Cover the answers. Say each one out loud before you tap to check.

Why start with a single server even for a "serious" product?

Think shipping speed and where the signal to scale comes from.

It's the fastest to ship, cheapest to run, and easiest to debug. You add layers in response to real production metrics, not predictions — so the single box is both the right start and the source of the data that tells you what to do next.

What must be true of the web tier before horizontal scaling works?

It's about where session state lives.

It must be stateless — no per-user state in a server's local memory. Sessions go to a shared store (Redis), uploads to object storage. Then any request can hit any server and sticky sessions can't pin a user to a box that might die.

Primary/replica replication scales reads — what bug does it introduce?

Replicas aren't instantaneous.

Replication lag. Replicas trail the primary by seconds, so a read-after-write flow ("see the post I just made") can show stale data. Route those reads to the primary or design the UI to tolerate the lag.

Why does a CDN reduce latency — and what limit does it work around?

Physics, not software.

The speed of light is fixed, so a far-away round trip has an irreducible floor (~150 ms Mumbai↔Frankfurt). A CDN serves assets from an edge near the user (~10 ms), moving the data closer rather than trying to move light faster.

What is cache stampede, and how do you prevent it?

A hot key expires…

When a hot key expires, many requests miss at once and all rebuild it together, hammering the DB. Prevent it with a rebuild lock (one request repopulates) or jittered TTLs so keys don't expire in lockstep.

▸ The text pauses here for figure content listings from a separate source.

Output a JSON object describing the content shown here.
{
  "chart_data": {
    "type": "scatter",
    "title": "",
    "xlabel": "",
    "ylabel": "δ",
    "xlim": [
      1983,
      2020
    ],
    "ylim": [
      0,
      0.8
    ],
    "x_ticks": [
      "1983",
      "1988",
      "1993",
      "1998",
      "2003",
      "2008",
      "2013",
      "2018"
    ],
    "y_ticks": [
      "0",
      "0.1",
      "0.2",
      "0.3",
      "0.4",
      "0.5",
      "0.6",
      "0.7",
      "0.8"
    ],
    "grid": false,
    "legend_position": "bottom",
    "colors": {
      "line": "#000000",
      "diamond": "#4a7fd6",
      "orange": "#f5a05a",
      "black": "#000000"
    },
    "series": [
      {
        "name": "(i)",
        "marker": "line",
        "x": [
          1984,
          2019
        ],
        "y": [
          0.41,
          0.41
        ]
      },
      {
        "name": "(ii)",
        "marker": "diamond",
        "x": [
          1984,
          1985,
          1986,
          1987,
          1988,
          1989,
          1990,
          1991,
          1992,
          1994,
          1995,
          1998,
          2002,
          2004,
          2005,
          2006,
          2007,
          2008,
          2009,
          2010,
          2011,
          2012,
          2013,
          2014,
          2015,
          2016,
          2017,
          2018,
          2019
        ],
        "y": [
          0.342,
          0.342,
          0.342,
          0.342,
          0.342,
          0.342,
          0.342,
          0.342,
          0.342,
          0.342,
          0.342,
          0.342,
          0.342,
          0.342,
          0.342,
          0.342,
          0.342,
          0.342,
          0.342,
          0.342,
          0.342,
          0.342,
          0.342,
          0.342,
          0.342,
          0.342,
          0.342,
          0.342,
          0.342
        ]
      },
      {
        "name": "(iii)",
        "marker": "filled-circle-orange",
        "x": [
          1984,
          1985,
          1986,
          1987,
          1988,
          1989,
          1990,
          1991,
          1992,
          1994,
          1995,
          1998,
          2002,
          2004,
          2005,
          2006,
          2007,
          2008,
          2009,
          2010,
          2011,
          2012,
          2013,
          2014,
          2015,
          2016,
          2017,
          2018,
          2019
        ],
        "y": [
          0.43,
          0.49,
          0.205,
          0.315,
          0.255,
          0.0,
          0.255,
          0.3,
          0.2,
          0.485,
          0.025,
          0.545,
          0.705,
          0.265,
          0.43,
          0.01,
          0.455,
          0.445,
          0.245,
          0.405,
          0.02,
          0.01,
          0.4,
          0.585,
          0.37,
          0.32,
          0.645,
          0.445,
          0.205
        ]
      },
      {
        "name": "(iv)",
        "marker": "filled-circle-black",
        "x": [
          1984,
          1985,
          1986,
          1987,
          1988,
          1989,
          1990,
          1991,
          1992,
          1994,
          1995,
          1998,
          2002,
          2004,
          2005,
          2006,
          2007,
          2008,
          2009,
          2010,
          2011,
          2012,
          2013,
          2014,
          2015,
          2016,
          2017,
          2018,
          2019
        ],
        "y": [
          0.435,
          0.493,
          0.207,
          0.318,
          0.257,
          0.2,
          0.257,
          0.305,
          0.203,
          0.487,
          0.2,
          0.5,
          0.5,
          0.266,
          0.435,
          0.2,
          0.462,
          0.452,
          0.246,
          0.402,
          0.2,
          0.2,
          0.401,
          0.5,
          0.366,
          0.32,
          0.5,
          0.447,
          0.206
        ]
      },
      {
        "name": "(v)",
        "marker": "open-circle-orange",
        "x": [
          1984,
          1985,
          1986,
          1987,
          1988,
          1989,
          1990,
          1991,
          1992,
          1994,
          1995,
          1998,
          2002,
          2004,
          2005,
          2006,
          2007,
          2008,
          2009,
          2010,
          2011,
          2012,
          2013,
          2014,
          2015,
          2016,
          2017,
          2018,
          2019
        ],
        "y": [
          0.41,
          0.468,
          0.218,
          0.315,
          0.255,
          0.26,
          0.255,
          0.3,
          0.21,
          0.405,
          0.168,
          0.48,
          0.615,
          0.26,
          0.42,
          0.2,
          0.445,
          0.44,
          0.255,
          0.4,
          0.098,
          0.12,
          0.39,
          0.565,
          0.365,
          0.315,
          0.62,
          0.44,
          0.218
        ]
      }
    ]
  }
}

Why is sharding the last resort on the ladder?

Think reversibility.

It adds permanent complexity — cross-shard joins get expensive or impossible, and resharding is a major migration. Replicas, caching, and bigger boxes are all easier to walk back, so you exhaust them first.

Check yourself

Q1 Your read-heavy app's database is the bottleneck and a single point of failure. What's the most natural next move?

Why: Primary/replica replication directly removes the DB as a single point of failure and scales reads — exactly the read-heavy case. Sharding is a later, heavier, harder-to-reverse step.

Q2 A user reports that immediately after posting, their post sometimes doesn't appear. Most likely cause?

Why: Read-after-write against a replica that trails the primary by seconds is the classic symptom. Fix by routing that read to the primary.

Q3 Why do sticky sessions undermine horizontal scaling?

Why: If state lives in one server's RAM, the LB must always route that user there — and a dead server means a dropped session. Moving state to shared storage makes servers interchangeable.

Q4 Which is the best reason to put a message queue between your web tier and an email-sending worker?

Why: The queue lets the web tier return immediately and absorbs bursts; workers drain the backlog at a sustainable rate, and the two sides scale independently.

Q5 You're starting a new CRUD product expecting its first users. Which database choice does the chapter actually recommend?

Why: For most CRUD apps up to a million users, managed Postgres wins on transactions, joins, and simplicity. NoSQL solves problems most apps never have — pick it for a real access pattern, not the scalability halo.